The report Brexit: Trade in Food, published yesterday by the parliamentary select committee on the environment, food and rural affairs, warned that the government must start preparing a 'plan B'.
“Although the government’s intention is to agree a comprehensive free trade agreement and customs agreement with the EU, there is no guarantee that this will occur.”
"The government must be prepared for a situation where we trade under WTO rules, and start preparing accordingly," it said. "High tariffs on imports would raise the cost for consumers while removing tariffs could lower the cost for consumers but have a devastating effect on the long-term future of the UK’s agricultural industry,” the report said.
“Such a move could put many UK farmers out of business, which would be detrimental to the rural economy, and render the UK dependent on imported food.”
The sheep, daily and cereal sectors would be hardest hit, as these are the most reliant on exports. Under WTO rules, the tariff for UK to EU exports is over 30% on dairy products, 46% for cheese, 21% for tomatoes and could be as high as 87% for frozen beef.
This would result in an “unappetising hit to weekly food bills”, said chief executive of trade group the British Retail Consortium (BRC) Helen Dickinson.

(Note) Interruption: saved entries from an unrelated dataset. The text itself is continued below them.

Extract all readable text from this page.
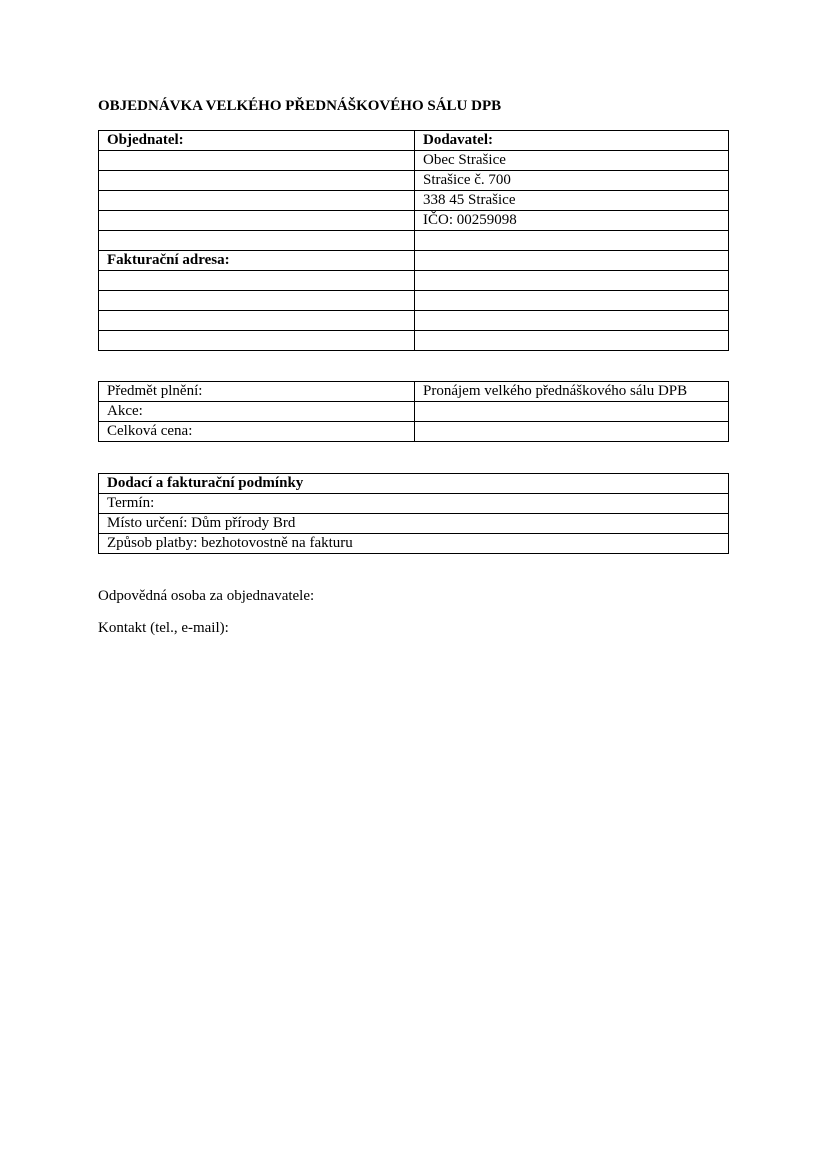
OBJEDNÁVKA VELKÉHO PŘEDNÁŠKOVÉHO SÁLU DPB
Objednatel:	Dodavatel:
	Obec Strašice
	Strašice č. 700
	338 45 Strašice
	IČO: 00259098

Fakturační adresa:	

Předmět plnění:	Pronájem velkého přednáškového sálu DPB
Akce:	
Celková cena:	
Dodací a fakturační podmínky
Termín:
Místo určení: Dům přírody Brd
Způsob platby: bezhotovostně na fakturu
Odpovědná osoba za objednavatele:
Kontakt (tel., e-mail):
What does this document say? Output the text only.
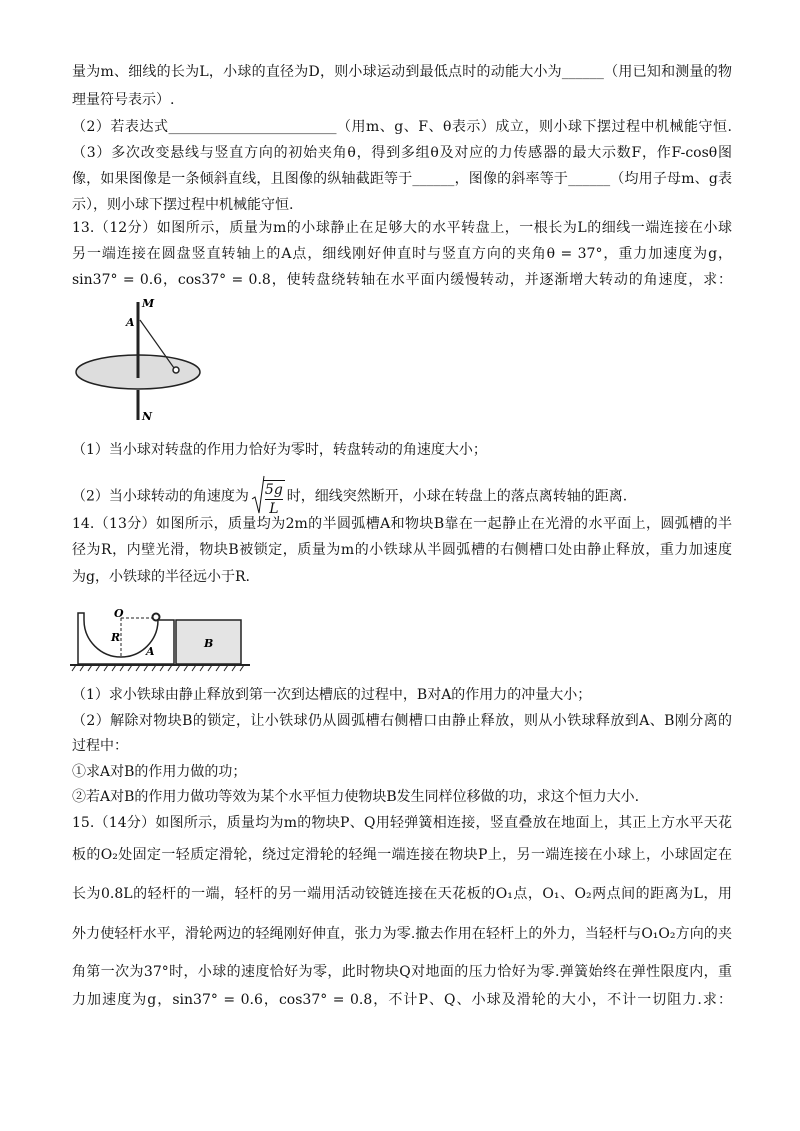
量为m、细线的长为L，小球的直径为D，则小球运动到最低点时的动能大小为______（用已知和测量的物
理量符号表示）.
（2）若表达式________________________（用m、g、F、θ表示）成立，则小球下摆过程中机械能守恒.
（3）多次改变悬线与竖直方向的初始夹角θ，得到多组θ及对应的力传感器的最大示数F，作F-cosθ图
像，如果图像是一条倾斜直线，且图像的纵轴截距等于______，图像的斜率等于______（均用子母m、g表
示），则小球下摆过程中机械能守恒.
13.（12分）如图所示，质量为m的小球静止在足够大的水平转盘上，一根长为L的细线一端连接在小球
另一端连接在圆盘竖直转轴上的A点，细线刚好伸直时与竖直方向的夹角θ = 37°，重力加速度为g，
sin37° = 0.6，cos37° = 0.8，使转盘绕转轴在水平面内缓慢转动，并逐渐增大转动的角速度，求：
M
A
N
（1）当小球对转盘的作用力恰好为零时，转盘转动的角速度大小；
（2）当小球转动的角速度为 $\frac{5g}{L}$ 时，细线突然断开，小球在转盘上的落点离转轴的距离.
14.（13分）如图所示，质量均为2m的半圆弧槽A和物块B靠在一起静止在光滑的水平面上，圆弧槽的半
径为R，内壁光滑，物块B被锁定，质量为m的小铁球从半圆弧槽的右侧槽口处由静止释放，重力加速度
为g，小铁球的半径远小于R.
O
R
A
B
（1）求小铁球由静止释放到第一次到达槽底的过程中，B对A的作用力的冲量大小；
（2）解除对物块B的锁定，让小铁球仍从圆弧槽右侧槽口由静止释放，则从小铁球释放到A、B刚分离的
过程中：
①求A对B的作用力做的功；
②若A对B的作用力做功等效为某个水平恒力使物块B发生同样位移做的功，求这个恒力大小.
15.（14分）如图所示，质量均为m的物块P、Q用轻弹簧相连接，竖直叠放在地面上，其正上方水平天花
板的O₂处固定一轻质定滑轮，绕过定滑轮的轻绳一端连接在物块P上，另一端连接在小球上，小球固定在
长为0.8L的轻杆的一端，轻杆的另一端用活动铰链连接在天花板的O₁点，O₁、O₂两点间的距离为L，用
外力使轻杆水平，滑轮两边的轻绳刚好伸直，张力为零.撤去作用在轻杆上的外力，当轻杆与O₁O₂方向的夹
角第一次为37°时，小球的速度恰好为零，此时物块Q对地面的压力恰好为零.弹簧始终在弹性限度内，重
力加速度为g，sin37° = 0.6，cos37° = 0.8，不计P、Q、小球及滑轮的大小，不计一切阻力.求：
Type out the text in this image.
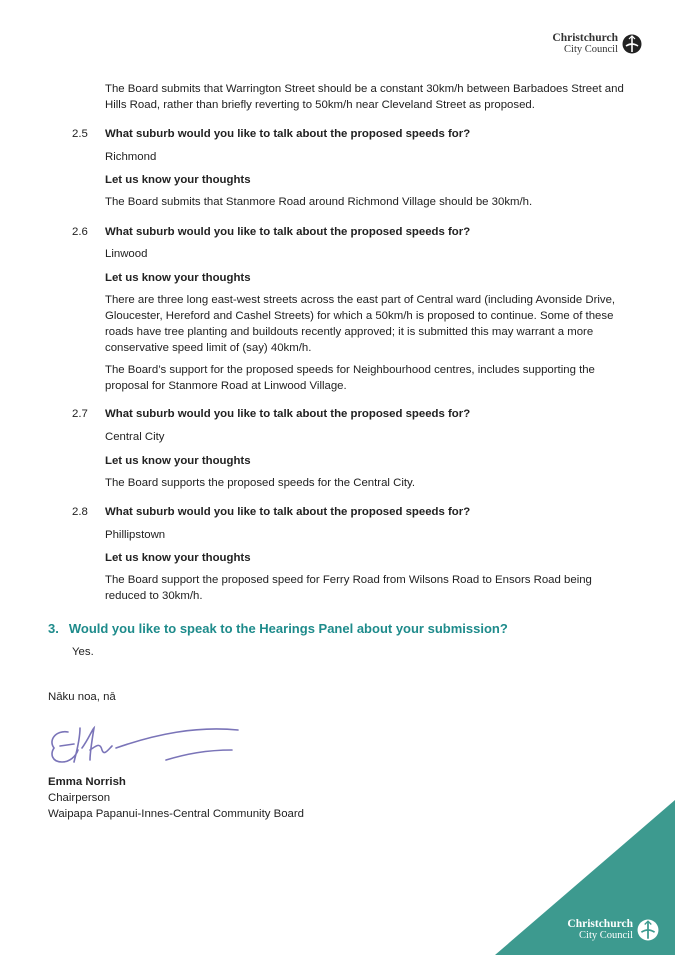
Christchurch
City Council

The Board submits that Warrington Street should be a constant 30km/h between Barbadoes Street and Hills Road, rather than briefly reverting to 50km/h near Cleveland Street as proposed.

2.5 What suburb would you like to talk about the proposed speeds for?

Richmond

Let us know your thoughts

The Board submits that Stanmore Road around Richmond Village should be 30km/h.

2.6 What suburb would you like to talk about the proposed speeds for?

Linwood

Let us know your thoughts

There are three long east-west streets across the east part of Central ward (including Avonside Drive, Gloucester, Hereford and Cashel Streets) for which a 50km/h is proposed to continue. Some of these roads have tree planting and buildouts recently approved; it is submitted this may warrant a more conservative speed limit of (say) 40km/h.

The Board’s support for the proposed speeds for Neighbourhood centres, includes supporting the proposal for Stanmore Road at Linwood Village.

2.7 What suburb would you like to talk about the proposed speeds for?

Central City

Let us know your thoughts

The Board supports the proposed speeds for the Central City.

2.8 What suburb would you like to talk about the proposed speeds for?

Phillipstown

Let us know your thoughts

The Board support the proposed speed for Ferry Road from Wilsons Road to Ensors Road being reduced to 30km/h.

3. Would you like to speak to the Hearings Panel about your submission?

Yes.

Nāku noa, nā

Emma Norrish

Chairperson

Waipapa Papanui-Innes-Central Community Board

Christchurch
City Council
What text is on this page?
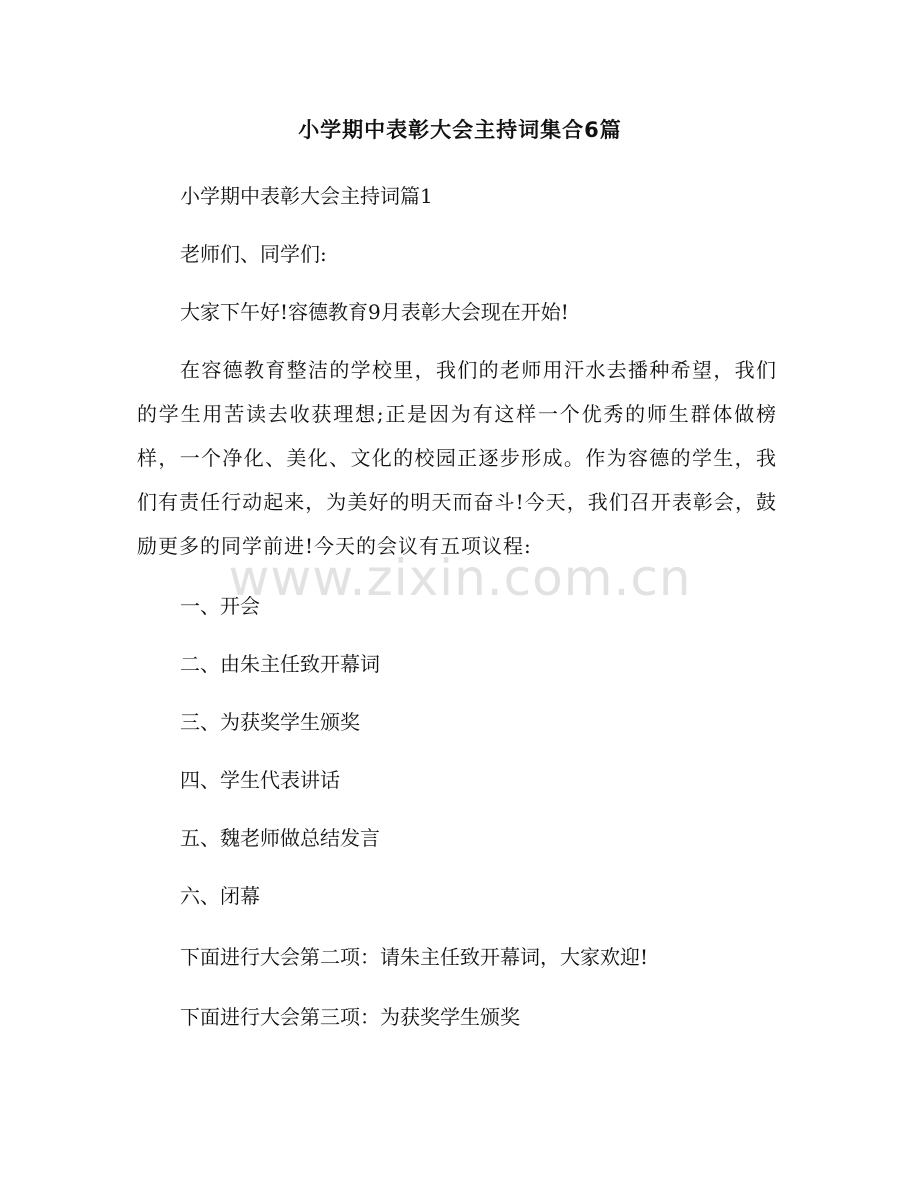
小学期中表彰大会主持词集合6篇
小学期中表彰大会主持词篇1
老师们、同学们:
大家下午好!容德教育9月表彰大会现在开始!
在容德教育整洁的学校里，我们的老师用汗水去播种希望，我们的学生用苦读去收获理想;正是因为有这样一个优秀的师生群体做榜样，一个净化、美化、文化的校园正逐步形成。作为容德的学生，我们有责任行动起来，为美好的明天而奋斗!今天，我们召开表彰会，鼓励更多的同学前进!今天的会议有五项议程:
一、开会
二、由朱主任致开幕词
三、为获奖学生颁奖
四、学生代表讲话
五、魏老师做总结发言
六、闭幕
下面进行大会第二项：请朱主任致开幕词，大家欢迎!
下面进行大会第三项：为获奖学生颁奖
www.zixin.com.cn
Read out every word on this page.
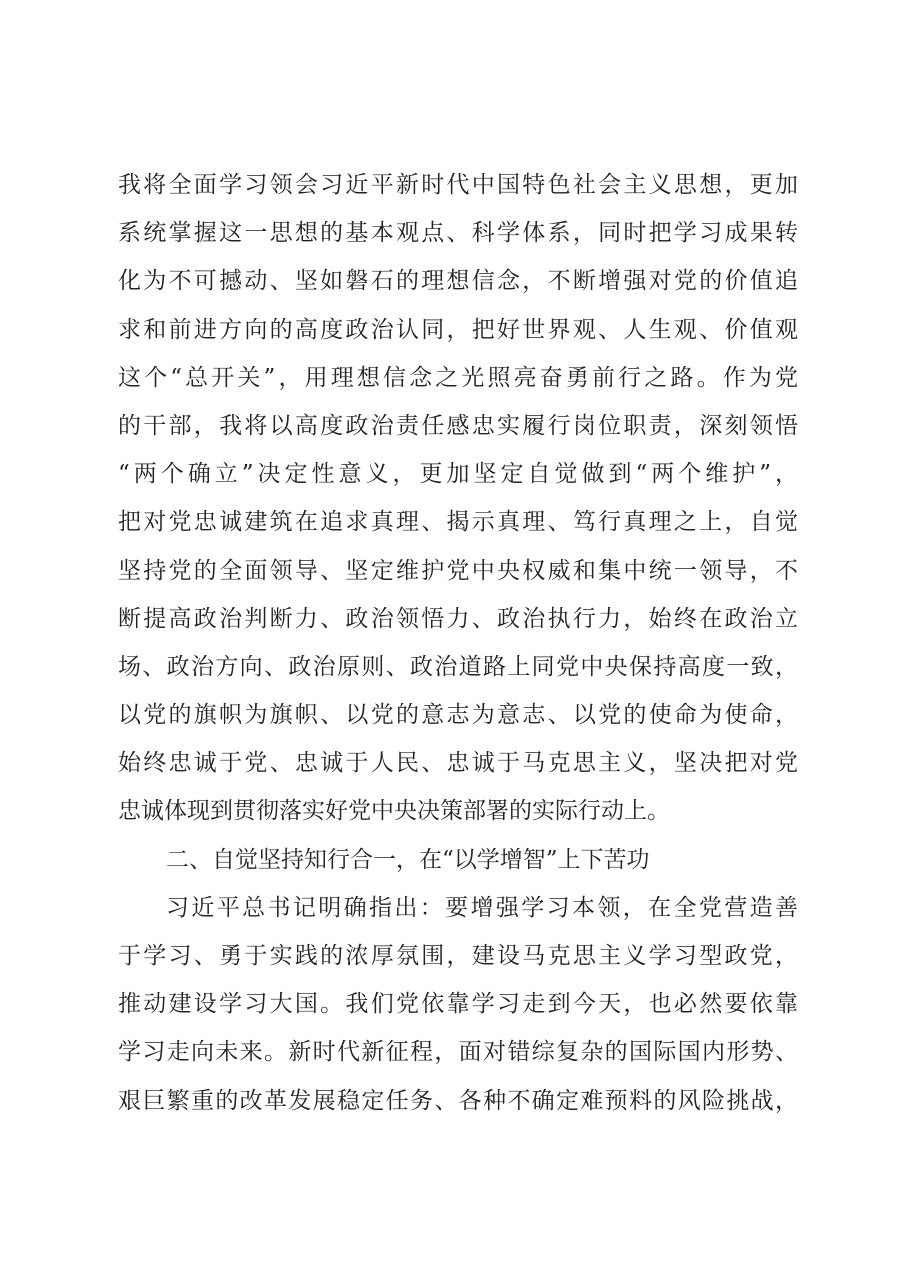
我将全面学习领会习近平新时代中国特色社会主义思想，更加
系统掌握这一思想的基本观点、科学体系，同时把学习成果转
化为不可撼动、坚如磐石的理想信念，不断增强对党的价值追
求和前进方向的高度政治认同，把好世界观、人生观、价值观
这个“总开关”，用理想信念之光照亮奋勇前行之路。作为党
的干部，我将以高度政治责任感忠实履行岗位职责，深刻领悟
“两个确立”决定性意义，更加坚定自觉做到“两个维护”，
把对党忠诚建筑在追求真理、揭示真理、笃行真理之上，自觉
坚持党的全面领导、坚定维护党中央权威和集中统一领导，不
断提高政治判断力、政治领悟力、政治执行力，始终在政治立
场、政治方向、政治原则、政治道路上同党中央保持高度一致，
以党的旗帜为旗帜、以党的意志为意志、以党的使命为使命，
始终忠诚于党、忠诚于人民、忠诚于马克思主义，坚决把对党
忠诚体现到贯彻落实好党中央决策部署的实际行动上。
二、自觉坚持知行合一，在“以学增智”上下苦功
习近平总书记明确指出：要增强学习本领，在全党营造善
于学习、勇于实践的浓厚氛围，建设马克思主义学习型政党，
推动建设学习大国。我们党依靠学习走到今天，也必然要依靠
学习走向未来。新时代新征程，面对错综复杂的国际国内形势、
艰巨繁重的改革发展稳定任务、各种不确定难预料的风险挑战，
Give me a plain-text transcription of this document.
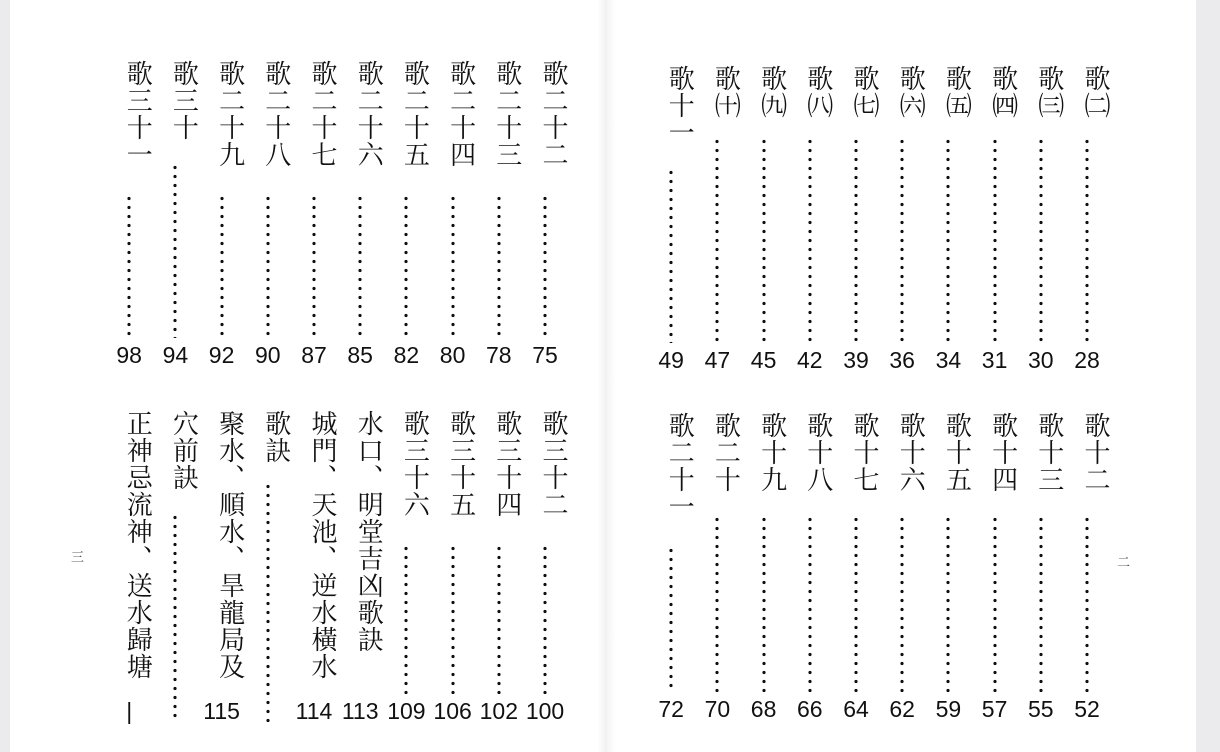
歌二十二
75
歌二十三
78
歌二十四
80
歌二十五
82
歌二十六
85
歌二十七
87
歌二十八
90
歌二十九
92
歌三十
94
歌三十一
98
歌三十二
100
歌三十四
102
歌三十五
106
歌三十六
109
水口、明堂吉凶歌訣
113
城門、天池、逆水橫水
114
歌訣
聚水、順水、旱龍局及
115
穴前訣
正神忌流神、送水歸塘
|
三
歌㈡
28
歌㈢
30
歌㈣
31
歌㈤
34
歌㈥
36
歌㈦
39
歌㈧
42
歌㈨
45
歌㈩
47
歌十一
49
歌十二
52
歌十三
55
歌十四
57
歌十五
59
歌十六
62
歌十七
64
歌十八
66
歌十九
68
歌二十
70
歌二十一
72
二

The committee, which includes members of parliament from four political parties (Conservative, Labour, Democratic Unionist Party and the Scottish National Party), called on the government to publish its Agriculture Bill - which will replace the EU’s Common Agricultural Policy - as soon as possible. Before this, however, the Department of Food, the Environment and Rural Affairs (DEFRA)should conduct a sector-by-sector analysis of the impact of Brexit to inform the Agriculture Bill.
Investment at border posts
“The agricultural industry needs clarity as to the government’s long-term vision and future support,” it said, adding that DEFRA should consider setting up a fund to support the food industry meet “the challenges ahead”.
Meanwhile, investment into “the right IT systems and infrastructure” at border inspection posts was imperative in order to ensure smooth trade. Delays could lead to increased cost and, with perishable goods, food waste.
This was echoed by Dickinson of the BRC. “We’ve been absolutely clear that any friction introduced to the flow of goods, particularly fresh and perishable ones, will lead to spoilage, gaps on shelves and ultimately higher prices for consumers," she said.
Welfare and safety standards
The committee also warned that trade deals should not be made to the detriment of the UK’s reputation for high animal welfare, environmental and food standards.
Michael Gove, Secretary of State for Environment, Food and Rural Affairs told the committee the UK would be "assertive" in defence of its own interests. High welfare standards were not only important to consumers but also to the UK’s international reputation, he said.
The committee said Brexit was an opportunity for the government to improve on EU country of origin labelling (COOL) rules. Currently, EU rules on meat allow manufacturers to label a product with the country where the last significant production process took place, as opposed to the country where the animal was reared or slaughtered.
The Royal Institute of International Affairs advised the parliamentary committee that this could mean manufacturers use chlorine-washed chicken from the US in a British made chicken pie and label it as ‘Made in the UK.’
Sustain Alliance, a public interest group for responsible food and farming policies, advised the committee to make it mandatory for manufacturers to provide information on production methods for milk and meat, as is already the case for eggs.
The EU’s quality labels, such as protected designation of origin (PDO), added value to British businesses and must be “retained in a similar form after the UK leaves the EU”, the report said.
The government must also ramp up efforts to further develop current third party trade partners and find new ones. Currently, around 10% of the UK’s trade is with countries such as South Korea, South Africa, Peru, Chile and Iceland, for instance. These links could be further developed.
Stakeholders also told committee members that not enough resources were being invested in raising the profile of UK food exports abroad.
The UK’s biggest pork processor Tulip said: “Denmark is a major exporter of pig meat and has 20 people sitting in China. In the UK pig sector, we have one person in China.”
The report said the EU remained “a natural trade partner” for the UK, however, and while it would pursue new market opportunities, these would not replace EU trade.